Of course, there’s more to Nvidia’s new cards than Ray-Tracing, thouh that’s definitely its tentpole feature. As important though is the new AI-powered super sampling or DLSS, which uses machine learning to make smoother edges in games. As its driven by learning, it should only become better with time. The RTX cards are also very powerful indeed – able to natively run today’s games at 4K resolutions well beyond a delicious 60fps.
Says Microsoft of the new Ray-tracing support:
“DirectX Raytracing allows games to achieve a level of realism unachievable by traditional rasterization. This is because raytracing excels in areas where traditional rasterization is lacking, such as reflections, shadows and ambient occlusion. We specifically designed our raytracing API to be used alongside rasterization-based game pipelines and for developers to be able to integrate DirectX Raytracing support into their existing engines, without the need to rebuild their game engines from the ground up.The difference that raytracing makes to a game is immediately apparent and this is something that the industry recognizes: DXR is one of the fastest adopted features that we’ve released in recent years.”
Of course, with it being built into DirectX, it does mean that future AMD tech will be able to use it – but the feature’s locked to Nvidia’s newest cards right now.
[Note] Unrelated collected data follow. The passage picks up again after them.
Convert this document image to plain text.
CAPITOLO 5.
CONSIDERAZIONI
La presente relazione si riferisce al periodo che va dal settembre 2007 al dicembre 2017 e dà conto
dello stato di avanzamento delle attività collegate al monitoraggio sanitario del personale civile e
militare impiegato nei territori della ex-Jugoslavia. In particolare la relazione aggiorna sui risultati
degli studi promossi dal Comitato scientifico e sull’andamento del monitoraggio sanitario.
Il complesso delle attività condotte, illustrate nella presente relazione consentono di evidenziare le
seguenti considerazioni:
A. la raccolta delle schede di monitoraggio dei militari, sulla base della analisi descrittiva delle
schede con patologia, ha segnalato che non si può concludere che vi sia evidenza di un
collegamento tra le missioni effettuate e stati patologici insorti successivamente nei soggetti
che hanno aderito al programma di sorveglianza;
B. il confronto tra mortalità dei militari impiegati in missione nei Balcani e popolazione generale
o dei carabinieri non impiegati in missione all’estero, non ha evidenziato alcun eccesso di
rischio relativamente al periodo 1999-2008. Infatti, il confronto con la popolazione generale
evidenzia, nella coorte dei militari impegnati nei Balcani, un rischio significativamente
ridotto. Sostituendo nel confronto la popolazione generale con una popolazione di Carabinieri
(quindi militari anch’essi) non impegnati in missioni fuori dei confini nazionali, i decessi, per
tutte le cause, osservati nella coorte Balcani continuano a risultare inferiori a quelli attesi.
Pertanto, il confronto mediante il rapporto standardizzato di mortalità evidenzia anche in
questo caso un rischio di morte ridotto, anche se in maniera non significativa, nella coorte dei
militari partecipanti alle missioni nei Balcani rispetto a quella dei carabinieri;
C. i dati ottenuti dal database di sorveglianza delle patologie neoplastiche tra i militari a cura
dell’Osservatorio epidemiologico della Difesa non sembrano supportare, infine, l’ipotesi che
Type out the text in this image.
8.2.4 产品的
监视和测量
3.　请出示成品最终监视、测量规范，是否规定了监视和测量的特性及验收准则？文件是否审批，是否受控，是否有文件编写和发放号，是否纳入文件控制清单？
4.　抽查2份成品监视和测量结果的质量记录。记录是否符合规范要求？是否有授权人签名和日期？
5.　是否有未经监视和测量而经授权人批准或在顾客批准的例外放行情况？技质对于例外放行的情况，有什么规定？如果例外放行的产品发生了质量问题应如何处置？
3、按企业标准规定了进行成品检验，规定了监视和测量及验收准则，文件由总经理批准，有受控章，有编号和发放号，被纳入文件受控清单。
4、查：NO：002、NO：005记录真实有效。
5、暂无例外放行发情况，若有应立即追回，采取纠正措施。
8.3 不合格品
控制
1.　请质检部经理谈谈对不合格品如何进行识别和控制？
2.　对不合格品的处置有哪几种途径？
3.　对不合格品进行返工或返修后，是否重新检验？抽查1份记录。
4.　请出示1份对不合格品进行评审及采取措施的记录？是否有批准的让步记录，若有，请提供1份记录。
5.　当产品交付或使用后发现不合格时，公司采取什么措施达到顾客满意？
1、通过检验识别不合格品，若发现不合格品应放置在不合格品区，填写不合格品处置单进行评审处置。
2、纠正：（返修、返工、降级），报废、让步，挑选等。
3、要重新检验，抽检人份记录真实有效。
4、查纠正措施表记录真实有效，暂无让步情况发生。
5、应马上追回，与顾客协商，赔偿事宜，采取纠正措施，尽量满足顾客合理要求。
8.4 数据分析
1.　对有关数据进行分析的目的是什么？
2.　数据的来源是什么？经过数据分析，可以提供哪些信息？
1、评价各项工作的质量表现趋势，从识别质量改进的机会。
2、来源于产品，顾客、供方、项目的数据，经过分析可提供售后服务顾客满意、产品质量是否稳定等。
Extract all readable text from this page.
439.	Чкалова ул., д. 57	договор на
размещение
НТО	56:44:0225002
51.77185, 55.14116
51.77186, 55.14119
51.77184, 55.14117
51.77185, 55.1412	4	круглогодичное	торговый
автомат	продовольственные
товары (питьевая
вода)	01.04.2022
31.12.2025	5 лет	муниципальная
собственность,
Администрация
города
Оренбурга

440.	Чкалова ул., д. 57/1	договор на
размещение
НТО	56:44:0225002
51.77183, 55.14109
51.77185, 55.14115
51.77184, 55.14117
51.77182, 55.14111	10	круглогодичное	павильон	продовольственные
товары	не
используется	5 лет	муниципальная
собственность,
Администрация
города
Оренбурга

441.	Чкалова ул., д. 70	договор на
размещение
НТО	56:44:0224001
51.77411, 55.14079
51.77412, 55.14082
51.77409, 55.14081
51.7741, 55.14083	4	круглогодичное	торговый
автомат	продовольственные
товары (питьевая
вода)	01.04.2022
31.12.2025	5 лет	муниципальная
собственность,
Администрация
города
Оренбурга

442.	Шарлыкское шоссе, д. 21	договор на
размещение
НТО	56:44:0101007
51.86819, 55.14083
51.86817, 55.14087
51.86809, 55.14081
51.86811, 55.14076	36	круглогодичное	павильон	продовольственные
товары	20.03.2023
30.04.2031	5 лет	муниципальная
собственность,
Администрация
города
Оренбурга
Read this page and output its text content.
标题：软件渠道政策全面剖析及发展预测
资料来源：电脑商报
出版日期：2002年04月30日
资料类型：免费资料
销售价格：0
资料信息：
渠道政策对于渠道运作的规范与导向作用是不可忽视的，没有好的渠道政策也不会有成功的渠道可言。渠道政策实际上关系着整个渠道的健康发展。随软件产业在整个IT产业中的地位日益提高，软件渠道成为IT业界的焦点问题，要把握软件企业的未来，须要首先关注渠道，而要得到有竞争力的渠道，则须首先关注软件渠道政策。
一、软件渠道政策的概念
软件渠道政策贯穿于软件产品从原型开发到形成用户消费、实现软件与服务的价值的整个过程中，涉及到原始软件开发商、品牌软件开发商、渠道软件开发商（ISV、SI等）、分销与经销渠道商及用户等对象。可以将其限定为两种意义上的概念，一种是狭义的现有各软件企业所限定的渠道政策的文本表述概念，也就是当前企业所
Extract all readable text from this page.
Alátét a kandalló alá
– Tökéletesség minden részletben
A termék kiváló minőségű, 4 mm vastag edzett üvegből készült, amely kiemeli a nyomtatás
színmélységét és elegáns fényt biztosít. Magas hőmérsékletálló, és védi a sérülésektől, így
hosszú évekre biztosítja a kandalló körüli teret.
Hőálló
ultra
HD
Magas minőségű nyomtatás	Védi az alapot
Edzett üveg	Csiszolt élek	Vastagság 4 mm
Last Updated: October 3, 2018
Ghost In The Rift
October 3, 2018 at 11:34
RTX 2080 barely reaches 60fps @ 4K with RTX OFF….add 3K to the 1080Ti price and voila…you have something similar to a 1080Ti with Tensor & RT Cores and DLSS… Nice one Ngreedia. The Apple of gaming.
Darren Peach
October 3, 2018 at 13:06
Yeah, I tend to agree. To put it into perspective, the real time rendering or GPU based productivity aint all that stellar right now. However, It’s still early days.
https://www.pugetsystems.com/labs/articles/OctaneRender-3-08-NVIDIA-GeForce-RTX-2080-2080-Ti-GPU-Rendering-Performance-1241/#BenchmarkResults
Geoffrey Tim
October 3, 2018 at 13:12
We’re busy playing with an RTX 2080ti and lemme tell you, there’s some impressive stuff going on there.
Ghost In The Rift
October 3, 2018 at 13:20
No Doubt…If i had that crazy amount of cash for a single piece of hardware the 2080Ti would be the way to go….now waiting on those RTX benchmarks…need some solid info regarding RTX on and off.
Magoo
October 3, 2018 at 14:09
Call me an old man but DLSS just sounds like input lagg to me.
Steffmeister
October 5, 2018 at 09:23
I’m just glad all this 4k focus is over. I’d rather play at 1080p with better lighting for atmosphere/immersion.